Le 21 décembre 2020, elle a tenté de mettre en œuvre une procédure de conciliation avec l’entrepreneur qui lui at répondu qu’il considérait ses travaux satisfaisants au regard du prix et a refusé de transmettre les informations relatives à son assurance décennale.
Le même jour, Madame [M] a fait établir un constat d’huissier par Me [W] [G] aux termes duquel ont été relevées plusieurs malfaçons.
Elle a relancé par courrier en date du 23 décembre 2020 l’entrepreneur aux fins de reprise des travaux.
Monsieur [Z] [K] [Y] a refusé d’intervenir pour reprendre ses travaux par courrier en date du 29 décembre 2020, et a invité à faire constater les malfaçons par un expert.
Une expertise amiable a été diligentée par l’assureur protection juridique de Madame [M]. Le 8 février 2021 une réunion d’expertise amiable a été organisée par Monsieur [A] mandaté par la MAAF, à laquelle l’entrepreneur n’a pas assisté, bien que convoqué.
Déposé le 30 mars 2021, ce rapport d’expertise amiable a constaté plusieurs malfaçons.
Une deuxième expertise amiable a été confiée à Madame [T] par la compagnie AXA. Bien que convoqué Monsieur [K] n’y a pas participé. Cette deuxième expertise a conclu aux mêmes constatations.
La société a chiffré les travaux de reprise à la somme de 6.153,40 euros TTC.
Par lettre recommandée avec avis de réception du 30 mars 2021, COVEA protection juridique a mis en demeure Monsieur [Z] [K] [Y] de prendre en charge les travaux de reprise à hauteur du chiffrage réalisé par COREBAT.
Par courrier en date du 1er avril 2021, JURIDICA a également adressé à ce dernier une demande en paiement de la somme de 6.153,40 euros au titre de la reprise des malfaçons.
Ces deux courriers sont restés sans réponse.
Par assignation en référé en date du 29 juillet 2021, Madame [M] a attrait Monsieur [Z] [K] [Y] aux fins de voir ordonner une expertise judiciaire, et de lui enjoindre de communiquer son attestation d’assurance civile décennale.
Cette dernière ayant été finalement communiquée, la société MIC INSURANCE a été attrait aux opérations d’expertise selon acte du 4 novembre 2021.
Par ordonnance de référé en date du 14 mars 2022, Monsieur [E] a été désigné en qualité d’expert judiciaire.
Il a déposé son rapport le 18 août 2022.
Des infiltrations d’eau pluviales postérieures au rapport ont été signalées à l’expert.
Par acte extra judiciaire en date du 12 décembre 2022, Madame [F] [V] épouse [M] a attrait devant le tribunal judiciaire de MARSEILLE Monsieur [Z] [K] [Y] et la société MIC INSURANCE COMPANY aux fins de voir indemniser ses préjudices matériels et immatériels.
La procédure a été enrôlée sous le numéro RG 22/12491.

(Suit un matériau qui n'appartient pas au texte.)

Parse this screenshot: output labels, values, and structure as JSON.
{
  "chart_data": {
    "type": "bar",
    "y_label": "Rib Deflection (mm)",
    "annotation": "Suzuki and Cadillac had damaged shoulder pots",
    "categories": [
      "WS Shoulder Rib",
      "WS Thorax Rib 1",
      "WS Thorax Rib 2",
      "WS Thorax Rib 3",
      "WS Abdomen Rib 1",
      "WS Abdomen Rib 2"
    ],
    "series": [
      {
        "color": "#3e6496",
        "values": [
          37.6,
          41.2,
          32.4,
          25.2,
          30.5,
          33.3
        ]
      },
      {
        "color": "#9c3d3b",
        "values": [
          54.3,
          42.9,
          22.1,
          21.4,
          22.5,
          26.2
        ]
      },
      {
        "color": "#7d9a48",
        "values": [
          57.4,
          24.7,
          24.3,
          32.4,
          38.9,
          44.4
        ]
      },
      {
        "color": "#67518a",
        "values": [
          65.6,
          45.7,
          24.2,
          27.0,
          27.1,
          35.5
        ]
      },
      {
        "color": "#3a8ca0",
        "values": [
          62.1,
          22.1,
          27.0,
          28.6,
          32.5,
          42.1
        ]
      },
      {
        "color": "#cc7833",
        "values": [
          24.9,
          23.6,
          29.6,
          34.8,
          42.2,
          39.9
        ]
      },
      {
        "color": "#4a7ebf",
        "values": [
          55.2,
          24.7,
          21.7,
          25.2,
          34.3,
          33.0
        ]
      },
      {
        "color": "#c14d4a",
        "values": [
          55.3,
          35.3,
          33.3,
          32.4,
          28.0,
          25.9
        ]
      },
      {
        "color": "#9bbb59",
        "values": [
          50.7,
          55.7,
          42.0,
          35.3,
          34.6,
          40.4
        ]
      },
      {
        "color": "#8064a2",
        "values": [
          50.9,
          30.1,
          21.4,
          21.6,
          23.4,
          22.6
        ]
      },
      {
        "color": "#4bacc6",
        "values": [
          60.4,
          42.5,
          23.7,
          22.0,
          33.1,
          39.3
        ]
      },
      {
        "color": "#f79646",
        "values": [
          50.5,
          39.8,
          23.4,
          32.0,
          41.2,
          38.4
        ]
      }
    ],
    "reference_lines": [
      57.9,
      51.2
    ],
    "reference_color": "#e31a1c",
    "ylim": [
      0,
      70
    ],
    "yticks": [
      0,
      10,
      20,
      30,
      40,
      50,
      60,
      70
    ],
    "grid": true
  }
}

Par conclusions récapitulatives régulièrement signifiées au RPVA le 23 septembre 2024, auxquelles il convient de se reporter pour un plus ample exposé des moyens et des prétentions, Madame [F] [V] épouse [M] demande au tribunal de :
Vu les articles 1792 et suivants du code civil, et 1103 du code civil,
Condamner in solidum Monsieur [Z] [K] [Y] et la société MIC à verser à Madame [M] la somme totale de 15.000 euros TTC au titre de la reprise des désordres décennaux hors fissures de l’angle sud-ouest,
Condamner in solidum Monsieur [Z] [K] [Y] et la société MIC au titre de la reprise de la fissure affectant la fissure de l’angle Sud-ouest, tant sur le fondement de la garantie de parfait achèvement que sur le fondement de la responsabilité décennale,
Condamner in solidum Monsieur [Z] [K] [Y] et la société MIC au titre de la garantie de parfait achèvement à la somme de 9.037,70 euros, et subsidiairement au paiement de ladite somme au titre du manquement à son devoir de conseil et d’information,
Condamner in solidum Monsieur [Z] [K] [Y] et la société MIC à verser la somme de 5000 euros à Madame [M] au titre du préjudice de jouissance subi, et à subir lors des travaux réparatoires,
Condamner in solidum Monsieur [Z] [K] [Y] et la société MIC la somme de 3500 euros à Madame [M] au titre de l’article 700 du code de procédure civile, et aux entiers dépens en ce compris les frais d’expertise judiciaire.
Par conclusions régulièrement signifiées au RPVA le 5 février 2024, auxquelles il convient de se reporter pour un plus ample exposé des moyens et des prétentions, Monsieur [K] [Z] [Y] demande au tribunal de :
Entendre débouter Madame [V] de l’ensemble de ses demandes
La condamner au paiement de la somme de 6000 euros au titre de l’article 700 du code de procédure civile et aux entiers dépens.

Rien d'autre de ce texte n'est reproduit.